A naturally occurring sugar, ribose is considered the essential “building block” of ATP. When our bodies don’t have this building block, this energy-producing mechanism shuts off or, at the very least, slows down significantly. It’s a little like a steam engine — it’s pretty hard to build the fire needed to create the necessary steam when there isn’t enough coal. Well, ribose is like the coal. Without ribose, our bodies’ ability to manufacture ATP is decreased by as much as 50%, leading to unsustainable levels of energy and eventually premature exhaustion.

Do we need ribose?

Our bodies create ribose on their own within the heart and skeletal muscles by converting blood sugar (a.k.a. glucose). This results in the production of ATP. Unfortunately, this natural process can take awhile — up to a couple of days — so when we’re exercising intensely, we don’t make it as fast as we’re using it. When we don’t have enough of this vital energy, our muscles can’t work as hard, and we’re left feeling fatigued… too soon.

Numerous studies have shown that by supplementing with ribose, we bypass the long wait for more energy.
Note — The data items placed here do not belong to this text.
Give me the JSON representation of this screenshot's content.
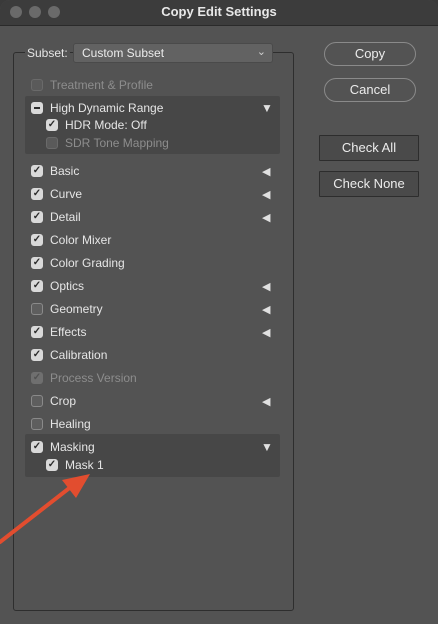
{
  "window": {
    "title": "Copy Edit Settings"
  },
  "subset": {
    "label": "Subset:",
    "value": "Custom Subset"
  },
  "buttons": {
    "copy": "Copy",
    "cancel": "Cancel",
    "check_all": "Check All",
    "check_none": "Check None"
  },
  "items": {
    "treatment_profile": {
      "label": "Treatment & Profile",
      "checked": false,
      "disabled": true
    },
    "hdr": {
      "label": "High Dynamic Range",
      "state": "mixed",
      "expanded": true
    },
    "hdr_mode": {
      "label": "HDR Mode: Off",
      "checked": true
    },
    "sdr_tone": {
      "label": "SDR Tone Mapping",
      "checked": false,
      "disabled": true
    },
    "basic": {
      "label": "Basic",
      "checked": true
    },
    "curve": {
      "label": "Curve",
      "checked": true
    },
    "detail": {
      "label": "Detail",
      "checked": true
    },
    "color_mixer": {
      "label": "Color Mixer",
      "checked": true
    },
    "color_grading": {
      "label": "Color Grading",
      "checked": true
    },
    "optics": {
      "label": "Optics",
      "checked": true
    },
    "geometry": {
      "label": "Geometry",
      "checked": false
    },
    "effects": {
      "label": "Effects",
      "checked": true
    },
    "calibration": {
      "label": "Calibration",
      "checked": true
    },
    "process_version": {
      "label": "Process Version",
      "checked": true,
      "disabled": true
    },
    "crop": {
      "label": "Crop",
      "checked": false
    },
    "healing": {
      "label": "Healing",
      "checked": false
    },
    "masking": {
      "label": "Masking",
      "checked": true,
      "expanded": true
    },
    "mask1": {
      "label": "Mask 1",
      "checked": true
    }
  },
  "icons": {
    "checkmark": "✓",
    "collapsed": "◀",
    "expanded": "▼",
    "dropdown": "⌄"
  },
  "colors": {
    "arrow": "#e24d2f"
  }
}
Supplementing with ribose may stimulate the production of ATP immediately, so our muscles can continue working at optimal levels, longer. Basically, it helps increase our energy pools (reserved for bouts of intense anaerobic activity), so our muscles have the energy necessary for sudden bursts of force and power. And if we can work our muscles harder (lifting heavier weights or training more intensely), we become stronger with an even greater capacity for muscular work.

In conclusion

Our bodies, in their quest for survival, naturally search for ways to preserve and/or rebuild ATP once supplies have been exhausted by intense physical activity. When supplementing with ribose, the search for this efficient source of energy is significantly reduced, likely increasing our bodies’ ability to train longer and harder — ultimately leading to greater chances for success when trying to enhance recuperation or improve muscle performance.
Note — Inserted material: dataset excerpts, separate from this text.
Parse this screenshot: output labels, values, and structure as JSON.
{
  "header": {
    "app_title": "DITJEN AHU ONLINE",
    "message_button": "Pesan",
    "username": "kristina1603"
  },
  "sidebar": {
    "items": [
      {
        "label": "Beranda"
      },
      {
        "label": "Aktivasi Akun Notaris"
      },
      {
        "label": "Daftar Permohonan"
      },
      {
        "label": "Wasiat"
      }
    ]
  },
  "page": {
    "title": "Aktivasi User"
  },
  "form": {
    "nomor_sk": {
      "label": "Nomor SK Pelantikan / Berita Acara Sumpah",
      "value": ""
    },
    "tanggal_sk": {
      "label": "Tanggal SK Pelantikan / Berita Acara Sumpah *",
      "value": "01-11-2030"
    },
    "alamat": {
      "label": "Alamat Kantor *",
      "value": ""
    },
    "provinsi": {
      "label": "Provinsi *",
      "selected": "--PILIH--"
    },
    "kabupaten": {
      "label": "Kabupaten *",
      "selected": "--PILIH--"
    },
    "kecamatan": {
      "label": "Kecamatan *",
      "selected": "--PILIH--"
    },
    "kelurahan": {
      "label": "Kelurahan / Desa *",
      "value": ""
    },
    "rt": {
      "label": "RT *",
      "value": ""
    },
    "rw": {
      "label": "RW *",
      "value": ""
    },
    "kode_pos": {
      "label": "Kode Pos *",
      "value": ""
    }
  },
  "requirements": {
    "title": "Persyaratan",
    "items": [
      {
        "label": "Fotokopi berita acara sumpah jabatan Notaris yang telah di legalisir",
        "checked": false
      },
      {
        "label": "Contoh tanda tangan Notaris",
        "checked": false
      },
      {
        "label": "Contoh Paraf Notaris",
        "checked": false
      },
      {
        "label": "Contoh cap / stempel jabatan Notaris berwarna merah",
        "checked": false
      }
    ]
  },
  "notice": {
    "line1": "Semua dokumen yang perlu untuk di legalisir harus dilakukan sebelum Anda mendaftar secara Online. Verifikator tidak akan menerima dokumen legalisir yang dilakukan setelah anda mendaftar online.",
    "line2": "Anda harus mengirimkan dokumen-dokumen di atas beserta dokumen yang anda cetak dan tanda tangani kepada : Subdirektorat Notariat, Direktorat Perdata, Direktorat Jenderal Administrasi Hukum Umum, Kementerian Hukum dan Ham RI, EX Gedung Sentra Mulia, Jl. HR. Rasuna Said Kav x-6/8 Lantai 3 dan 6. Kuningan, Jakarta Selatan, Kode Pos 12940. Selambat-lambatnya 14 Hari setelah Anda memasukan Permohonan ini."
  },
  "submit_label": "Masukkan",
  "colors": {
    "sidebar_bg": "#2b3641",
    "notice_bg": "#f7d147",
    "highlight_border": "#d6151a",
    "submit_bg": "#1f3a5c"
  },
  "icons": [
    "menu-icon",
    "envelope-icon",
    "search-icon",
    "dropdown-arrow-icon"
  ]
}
  • Most manufacturers suggest using three to five grams daily, which are the usual recommendations followed by athletes.
  • Most experimental studies, however, have used much higher amounts to elicit any beneficial effects, usually about 30 grams, taken in three 10-gram dosages throughout the day.
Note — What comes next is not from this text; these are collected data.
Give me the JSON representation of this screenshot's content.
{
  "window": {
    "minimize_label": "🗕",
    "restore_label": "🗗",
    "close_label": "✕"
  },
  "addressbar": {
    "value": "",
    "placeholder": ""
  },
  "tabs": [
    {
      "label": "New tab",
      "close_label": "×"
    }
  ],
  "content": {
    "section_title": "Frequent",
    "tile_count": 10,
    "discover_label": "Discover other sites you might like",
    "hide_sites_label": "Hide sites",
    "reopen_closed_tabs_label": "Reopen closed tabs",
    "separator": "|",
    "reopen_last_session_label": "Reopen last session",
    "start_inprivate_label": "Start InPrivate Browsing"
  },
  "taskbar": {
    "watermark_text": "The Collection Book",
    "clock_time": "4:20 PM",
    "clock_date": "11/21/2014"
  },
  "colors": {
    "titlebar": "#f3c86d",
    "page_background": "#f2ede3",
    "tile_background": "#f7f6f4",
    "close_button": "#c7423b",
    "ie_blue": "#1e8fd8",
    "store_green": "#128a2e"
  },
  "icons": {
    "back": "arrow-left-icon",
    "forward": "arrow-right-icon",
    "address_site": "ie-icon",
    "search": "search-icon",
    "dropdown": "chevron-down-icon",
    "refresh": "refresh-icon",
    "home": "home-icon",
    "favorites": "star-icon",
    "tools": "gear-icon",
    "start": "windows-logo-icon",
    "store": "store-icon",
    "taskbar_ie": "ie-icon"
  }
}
Research suggests ribose may be most beneficial when taken both before (possibly 30 minutes prior) and after (within 30 minutes following) strenuous exercise, without protein or amino acids, which may compete for absorption.

Synergists of Ribose

Ribose may enhance the replenishment of muscle energy reserves more effectively when combined with creatine.

Toxicity of Ribose

No known toxicity.

Bans and restrictions

None reported.


  • Gross, M., et al., “Ribose Administration During Exercise: Effects on Substrates and Products of Energy Metabolism in Healthy Subjects and a Patient with Myoadenylate Deaminase Deficiency,” Klin Wochenschr 69.4 (1991) : 151-5.
  • Pliml, W., et al., “Effects of Ribose on Exercise-Induced Ischaemia in Stable Coronary Artery Disease,” Lancet 340.8818 (1992) : 507-10.
  • Tullson, P.C., and Terjung, R.L., “Adenine Nucleotide Metabolism in Contracting Skeletal Muscle,” Exerc Sport Sci Rev 19 (1991) : 507-37.
  • Tullson, P.C., and Terjung, R.L., “Adenine Nucleotide Degradation in Striated Muscle,” Int J Sports Med 11 S 2 (1990) : S47-55.
  • Wagner, D.R., et al., “Effects of Oral Ribose on Muscle Metabolism During Bicycle Ergometer in AMPD-Deficient Patients,” Ann Nutr Metab 35.5 (1991) : 297-302.